The instant analysis on cable TV of President Donald Trump’s decision to dump the Iran deal had a weary resignation to it: He said he would do this.
Indeed, he had. Trump repeatedly promised on the campaign trail to pull out of the deal and had made it a target from the time that President Barack Obama first entered into it in 2015.
His exit from the agreement is another instance of the Trump paradox: The president who says more outlandish and untrue things than anyone who has ever occupied the office of the presidency is also extraordinarily determined to deliver on his big promises.
Trump often doesn’t mean what he says, but when he says what he means — watch out. The combined forces of international pressure, polite opinion, outraged New York Times editorials, resistant advisers and sheer inertia aren’t an obstacle.
Many of Trump’s loose promises in the campaign weren’t remotely deliverable (he was never going to drop Bowe Bergdahl out of an airplane over Afghanistan with no parachute).
But on his signature pledges, he’s been committed, usually more than anyone around him. He’s been particularly stalwart on those promises that require blasting through entrenched conventional wisdom and elite resistance.
What was most remarkable about Trump’s promise to recognize Jerusalem as the capital of Israel and move the U.S. Embassy there wasn’t that he said it — every recent president made similar sounds — but that he actually did it.
George W. Bush said in 2000 that “as soon as I take office I will begin the process of moving the U.S. ambassador to the city that Israel has chosen as its capital.” Bill Clinton said he supported “the principle” of moving the embassy there. Barack Obama was more circumspect, although he said that “Jerusalem will remain the capital of Israel.”
On this, Trump was more a man of his word than all of his predecessors.
One line of criticism of Trump from the right is that he’s just doing what any other Republican president would do (with lots of uniquely Trumpian baggage). But it’s not at all clear that another GOP president, even if he was on record favoring these moves, would have pulled out of the Paris climate accord and withstood the howls about imperiling the planet; or ended DACA despite all the media pressure to keep it; or exited the Iran deal with the Europeans waging an intense lobbying campaign in its favor.
It wasn’t simply that these decisions had opponents. Their opponents were overrepresented in (allegedly) sophisticated circles with disproportionate cultural clout. Even conservatives who disdain the elite feel this cultural pull. Whereas Trump, who has never been housetrained as a politician, is more immune to it. He might crave the approval of respectable opinion, but he’s also perfectly content to outrage it.
So, he is following through where others might equivocate or back off.
Of course, Trump is not, as a general matter, scrupulous with his words.
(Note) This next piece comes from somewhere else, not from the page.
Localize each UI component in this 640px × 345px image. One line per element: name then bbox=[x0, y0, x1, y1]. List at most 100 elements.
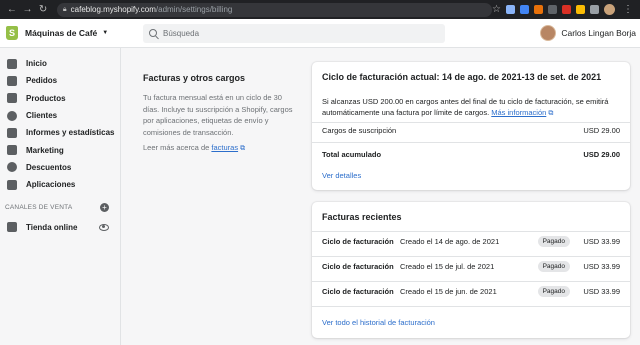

Even when he’s being relatively rigorous, he piles superlatives on top of exaggeration in what the real estate business calls, delicately, “puffery.” He’ll simply make up things to wound his adversaries, and he’s not telling the truth about the Stormy Daniels controversy.
Yet he is taking seriously the most important things he told his voters he’d do if elected, a key element of his bond with his base. They aren’t always within his power to deliver, especially anything involving Congress. It clearly drives him crazy that on his most famous (and unrealizable) promise, to build a wall and have Mexico pay for it, he can’t even get some photogenic construction going.
When Trump was elected, it seemed he might be endlessly flexible and up for grabs. He certainly is willing to say anything at any time. But he hasn’t shifted or shrunk from the core commitments that defined his candidacy. So far, “he said he would do this” has been a remarkably reliable guide to the Trump agenda.